Délivré pareillement de l’ancien système qui n’était plus viable et du nouveau qui ne l’avait jamais été, le théâtre redevenait vraiment libre. Il accueillait plus ou moins les modes multiples et variées auxquelles se prêtait la littérature comme pour mieux se prouver à elle-même qu’elle avait échappé au cauchemar naturaliste. La mode du théâtre suit à quelque distance la mode du roman. Le roman d’analyse avait été remis en honneur par M. Paul Bourget. M. de Vogué nous avait appris à goûter les romanciers russes ; les dramatistes norvégiens avaient fait leur entrée en scène. Comme au début du siècle, on assistait à une furieuse poussée de cosmopolitisme. Au Théâtre-Libre succédait l’Œuvre, où opéraient les symbolistes. Et il y avait les chansonniers du Chat-Noir, les esthètes et les fervens de la pantomime, les fantaisistes, les parodistes, les fumistes et d’autres encore, nés d’hier, sitôt disparus et déjà oubliés : toute une éclosion ou tout un pullulement. Mais en art rien n’est inutile, rien ne se perd. La stagnation seule est sans remède. De ces reconnaissances en toutes les directions, et des aventures même où l’entraînèrent quelques Jocrisses d’avant-garde, la comédie est sortie renouvelée. Les « jeunes » auteurs d’aujourd’hui, pour la plupart académiciens, y ont gagné d’avoir entre les mains une forme d’art assez souple pour que chacun puisse, à peu près, la plier au gré de son talent personnel.
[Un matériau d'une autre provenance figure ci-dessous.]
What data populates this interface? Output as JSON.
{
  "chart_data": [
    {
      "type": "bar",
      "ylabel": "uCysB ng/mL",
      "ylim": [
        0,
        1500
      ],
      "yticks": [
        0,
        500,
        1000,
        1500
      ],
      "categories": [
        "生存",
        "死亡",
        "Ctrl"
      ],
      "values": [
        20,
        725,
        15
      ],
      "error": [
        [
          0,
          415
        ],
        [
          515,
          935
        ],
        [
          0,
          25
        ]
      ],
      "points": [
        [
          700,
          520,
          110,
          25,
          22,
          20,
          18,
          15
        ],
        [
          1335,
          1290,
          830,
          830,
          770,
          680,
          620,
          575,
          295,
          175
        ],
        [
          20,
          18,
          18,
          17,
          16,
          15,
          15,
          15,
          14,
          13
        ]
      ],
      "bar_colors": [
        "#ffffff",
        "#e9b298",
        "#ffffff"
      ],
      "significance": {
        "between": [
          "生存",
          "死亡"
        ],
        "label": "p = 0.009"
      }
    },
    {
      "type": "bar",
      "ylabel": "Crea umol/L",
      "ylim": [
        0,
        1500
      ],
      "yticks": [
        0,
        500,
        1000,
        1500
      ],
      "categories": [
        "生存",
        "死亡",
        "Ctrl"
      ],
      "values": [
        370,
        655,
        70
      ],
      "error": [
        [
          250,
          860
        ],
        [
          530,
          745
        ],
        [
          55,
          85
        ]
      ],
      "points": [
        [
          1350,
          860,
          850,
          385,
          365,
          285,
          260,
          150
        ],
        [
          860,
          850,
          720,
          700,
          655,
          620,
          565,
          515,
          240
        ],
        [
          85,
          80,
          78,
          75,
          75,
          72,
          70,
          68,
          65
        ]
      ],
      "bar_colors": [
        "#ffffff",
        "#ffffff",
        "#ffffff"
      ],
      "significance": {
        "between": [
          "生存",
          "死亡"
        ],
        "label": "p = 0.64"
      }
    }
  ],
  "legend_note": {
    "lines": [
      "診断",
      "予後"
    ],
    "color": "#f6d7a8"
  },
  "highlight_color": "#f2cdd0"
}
Il y a donc à l’heure actuelle un système dramatique qui, en tant que système, est définitivement aboli. C’est celui qui, prenant ses origines dans la comédie de Beaumarchais, fut organisé par Scribe, et amené par Dumas et Augier à la vie littéraire. Ce système a vécu ; mais c’est bien joli que d’avoir pu vivre, et nous éviterons d’affecter à son égard un dédain trop superbe. Il reposait sur ce principe, qu’au théâtre l’intérêt de curiosité prime toutes les autres sortes d’intérêt. Il consistait essentiellement dans l’invention d’une architecture dramatique, conçue pour elle-même et qui, au besoin, pouvait se suffire et être son propre objet. A l’intrigue savamment agencée on ajoutait, et parfois même on adaptait, l’étude des mœurs, l’analyse des sentimens, la peinture des caractères, l’examen des problèmes moraux ou sociaux, la discussion des thèses. C’étaient autant de précieux ornemens, mais ces ornemens étaient de surcroît. D’habiles transitions ménageaient le passage du plaisant au grave, et du grave au doux. Amusante au début, la comédie, suivant les théories de Diderot et de Mercier, inclinait peu à peu à devenir pathétique, pour se terminer par être consolante, sans avoir un instant cessé d’être spirituelle. C’était le triomphe du mélange des genres. Le chef-d’œuvre de ce système de complication consistait dans l’invention de l’intrigue parallèle. « Cette seconde intrigue, triste si la première était gaie, gaie si la première était triste, réfutation ou parodie, antithèse ou reflet, la rappelait en la transposant dans un autre ton, ou, au contraire, s’opposait franchement à elle. Parfaitement distinctes au début, ces deux intrigues parallèles finissaient par converger et devaient coopérer au dénouement. Si elles y manquaient, la critique tenait l’auteur pour un apprenti qui ne savait pas son métier et le renvoyait à l’étude des modèles. » Le rôle le plus significatif en était celui du « Desgenais » fertile en aphorismes et en bons mots, véritable spectateur transporté sur la scène, témoin de l’action, jugeant les coups, expliquant les intentions de l’auteur, et placé par lui à côté des personnages pour distribuer aux uns le blâme de ses sarcasmes, aux autres la récompense suprême de son estime. Ce rôle nous est devenu insupportable : il avait fait les délices de nos pères. C’est surtout sur ces deux points que le système a fléchi ; c’est par-là qu’à la reprise les pièces de Dumas et d’Augier nous font l’effet d’être surannées.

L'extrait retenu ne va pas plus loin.